Cut to present day. Decades had passed since the interview when, one day, Tilston essentially got the call that “a letter had been discovered.” Back in the early '70s, it seems John Lennon had read Tilston's interview and written him a letter. In the letter, Lennon assured Tilston that he controlled his own destiny. That money and fame couldn't corrupt his art… only he had the ability to do that. Lennon urged him to remain true to himself and to his music. Then John Lennon—John Freaking Lennon!—left Steve Tilston his home phone number should he like to speak further.

Tilston didn't receive the letter for forty years.

You see, the letter had been sent to him care of the magazine and had never been delivered. In real life, Tilston had gone on to lead a lovely life. He'd established himself in England as a well thought of, but certainly not chart-topping, musician. He'd supported himself through music, and had no complaints. He had a family. He had a life. A good one.

But still… it would have been pretty cool to get to speak to Lennon!

And that was the end of the odd news story. But suddenly I couldn't stop thinking of it. Not the story itself, but the “what if” component of it. What if Tilston had sold out? What if he'd become rich and famous and exactly what he feared he'd become? And what if then—in his sixties—he'd first found out about the letter that could have changed everything.

My attempt to procrastinate had failed. I'd just found my next film.

Five years later, I find myself about to release Danny Collins starring Al Pacino in the title role. I wrote it, then directed it, and now it somehow—miraculously—exists. I have never been prouder of anything in my career. Sadly, I can take very little credit for it—the film lives on the performances of some of the finest actors of their respective generations: Annette Bening, and Christopher Plummer, and Jennifer Garner, and Bobby Cannavale all shine. These are movie star performances, all. Full of warmth, humor, romance. Their characters are the prettier, funnier, wittier versions of ourselves. Of our loved ones.

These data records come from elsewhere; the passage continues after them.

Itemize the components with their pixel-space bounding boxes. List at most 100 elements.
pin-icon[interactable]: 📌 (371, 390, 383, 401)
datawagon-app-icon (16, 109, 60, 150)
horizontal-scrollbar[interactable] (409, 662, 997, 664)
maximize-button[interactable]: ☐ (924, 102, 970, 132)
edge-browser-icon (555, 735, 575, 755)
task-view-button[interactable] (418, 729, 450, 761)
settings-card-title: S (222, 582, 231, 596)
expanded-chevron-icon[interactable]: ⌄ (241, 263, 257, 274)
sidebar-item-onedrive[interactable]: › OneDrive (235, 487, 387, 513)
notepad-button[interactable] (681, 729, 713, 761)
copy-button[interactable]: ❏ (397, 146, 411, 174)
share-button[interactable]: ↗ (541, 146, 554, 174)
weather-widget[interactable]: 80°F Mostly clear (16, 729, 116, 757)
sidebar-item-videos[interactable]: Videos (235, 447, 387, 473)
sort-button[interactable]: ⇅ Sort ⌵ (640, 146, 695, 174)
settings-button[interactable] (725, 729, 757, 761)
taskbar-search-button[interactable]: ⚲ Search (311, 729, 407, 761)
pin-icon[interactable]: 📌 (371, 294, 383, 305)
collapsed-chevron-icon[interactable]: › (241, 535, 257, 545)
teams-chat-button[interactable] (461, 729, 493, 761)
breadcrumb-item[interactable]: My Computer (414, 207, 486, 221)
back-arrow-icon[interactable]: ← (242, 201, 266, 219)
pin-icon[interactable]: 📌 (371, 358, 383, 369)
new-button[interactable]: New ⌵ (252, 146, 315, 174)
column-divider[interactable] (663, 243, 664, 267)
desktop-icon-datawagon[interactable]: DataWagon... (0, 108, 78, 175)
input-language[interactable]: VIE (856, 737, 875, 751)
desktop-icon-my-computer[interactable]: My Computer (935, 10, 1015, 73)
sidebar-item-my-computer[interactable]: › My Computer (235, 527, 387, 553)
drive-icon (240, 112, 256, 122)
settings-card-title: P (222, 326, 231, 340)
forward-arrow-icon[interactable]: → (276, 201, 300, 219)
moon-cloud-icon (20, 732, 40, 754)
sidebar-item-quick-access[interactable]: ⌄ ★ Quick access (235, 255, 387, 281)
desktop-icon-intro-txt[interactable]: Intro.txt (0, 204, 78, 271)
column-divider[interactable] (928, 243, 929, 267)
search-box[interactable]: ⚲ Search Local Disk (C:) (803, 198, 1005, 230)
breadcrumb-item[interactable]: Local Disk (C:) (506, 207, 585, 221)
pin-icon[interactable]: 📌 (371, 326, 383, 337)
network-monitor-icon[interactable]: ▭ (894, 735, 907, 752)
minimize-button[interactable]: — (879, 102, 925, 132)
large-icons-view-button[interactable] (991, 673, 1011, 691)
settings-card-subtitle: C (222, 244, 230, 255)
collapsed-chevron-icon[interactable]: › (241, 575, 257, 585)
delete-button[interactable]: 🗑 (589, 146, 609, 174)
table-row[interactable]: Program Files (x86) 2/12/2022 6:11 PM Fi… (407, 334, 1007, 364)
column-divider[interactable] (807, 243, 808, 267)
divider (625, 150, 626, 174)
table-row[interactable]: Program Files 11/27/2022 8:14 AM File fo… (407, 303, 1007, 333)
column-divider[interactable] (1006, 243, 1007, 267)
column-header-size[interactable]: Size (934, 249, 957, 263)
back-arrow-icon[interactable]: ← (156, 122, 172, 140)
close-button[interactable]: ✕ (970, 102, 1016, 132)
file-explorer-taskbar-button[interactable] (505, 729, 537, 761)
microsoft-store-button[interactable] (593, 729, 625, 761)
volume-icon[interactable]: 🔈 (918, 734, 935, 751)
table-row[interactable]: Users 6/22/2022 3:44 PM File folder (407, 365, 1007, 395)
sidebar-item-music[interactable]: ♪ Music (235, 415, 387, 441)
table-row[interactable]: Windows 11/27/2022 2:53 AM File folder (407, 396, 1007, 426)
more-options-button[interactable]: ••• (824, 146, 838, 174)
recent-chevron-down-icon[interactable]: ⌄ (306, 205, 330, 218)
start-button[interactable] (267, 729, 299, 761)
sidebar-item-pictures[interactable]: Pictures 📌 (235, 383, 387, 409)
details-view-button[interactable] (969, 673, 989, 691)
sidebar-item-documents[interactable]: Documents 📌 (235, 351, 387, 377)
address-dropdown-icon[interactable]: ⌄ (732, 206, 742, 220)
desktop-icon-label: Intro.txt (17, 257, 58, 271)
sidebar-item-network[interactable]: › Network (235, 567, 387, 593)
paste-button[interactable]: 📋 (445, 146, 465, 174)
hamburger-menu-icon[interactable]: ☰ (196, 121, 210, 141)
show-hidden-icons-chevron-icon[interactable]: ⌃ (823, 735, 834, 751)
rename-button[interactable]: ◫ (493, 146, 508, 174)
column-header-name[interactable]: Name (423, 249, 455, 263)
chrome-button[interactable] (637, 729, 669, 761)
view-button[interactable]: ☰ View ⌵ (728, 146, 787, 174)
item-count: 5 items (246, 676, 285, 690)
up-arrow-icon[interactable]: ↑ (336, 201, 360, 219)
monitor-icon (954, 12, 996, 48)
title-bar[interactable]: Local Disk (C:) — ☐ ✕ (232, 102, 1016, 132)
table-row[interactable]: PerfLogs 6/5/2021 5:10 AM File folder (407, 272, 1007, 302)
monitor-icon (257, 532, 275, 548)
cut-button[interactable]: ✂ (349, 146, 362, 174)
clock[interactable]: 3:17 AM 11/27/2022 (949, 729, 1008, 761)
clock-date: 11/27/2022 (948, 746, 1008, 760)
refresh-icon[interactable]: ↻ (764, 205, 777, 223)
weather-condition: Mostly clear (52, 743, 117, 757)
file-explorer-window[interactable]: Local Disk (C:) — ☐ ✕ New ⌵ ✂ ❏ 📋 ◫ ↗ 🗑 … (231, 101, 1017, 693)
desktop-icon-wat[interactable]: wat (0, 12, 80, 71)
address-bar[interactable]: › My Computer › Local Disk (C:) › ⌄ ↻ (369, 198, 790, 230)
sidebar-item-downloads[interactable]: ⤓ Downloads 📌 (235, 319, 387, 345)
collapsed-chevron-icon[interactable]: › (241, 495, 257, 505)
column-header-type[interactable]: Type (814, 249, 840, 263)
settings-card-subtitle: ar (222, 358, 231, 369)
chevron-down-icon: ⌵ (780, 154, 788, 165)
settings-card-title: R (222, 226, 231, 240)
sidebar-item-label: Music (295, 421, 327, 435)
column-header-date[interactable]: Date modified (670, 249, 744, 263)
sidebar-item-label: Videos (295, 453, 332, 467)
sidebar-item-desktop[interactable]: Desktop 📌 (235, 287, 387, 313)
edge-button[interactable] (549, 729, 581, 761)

And then there is Al. Always Al. A hero of mine for longer than I can remember, and as charmed and magnificent in this role as he's ever been. The movie rests on his shoulders, and he carries it. It is an old school performance in, what I feel, is becoming an increasingly rare old-fashioned film… a story based on characters, and dialogue, and performances. It is a story of second chances and redemption—a story about family, and legacy, and most of all… as John Lennon would have wanted: “love.”

We simply hope the rest of the world loves it as much as we do.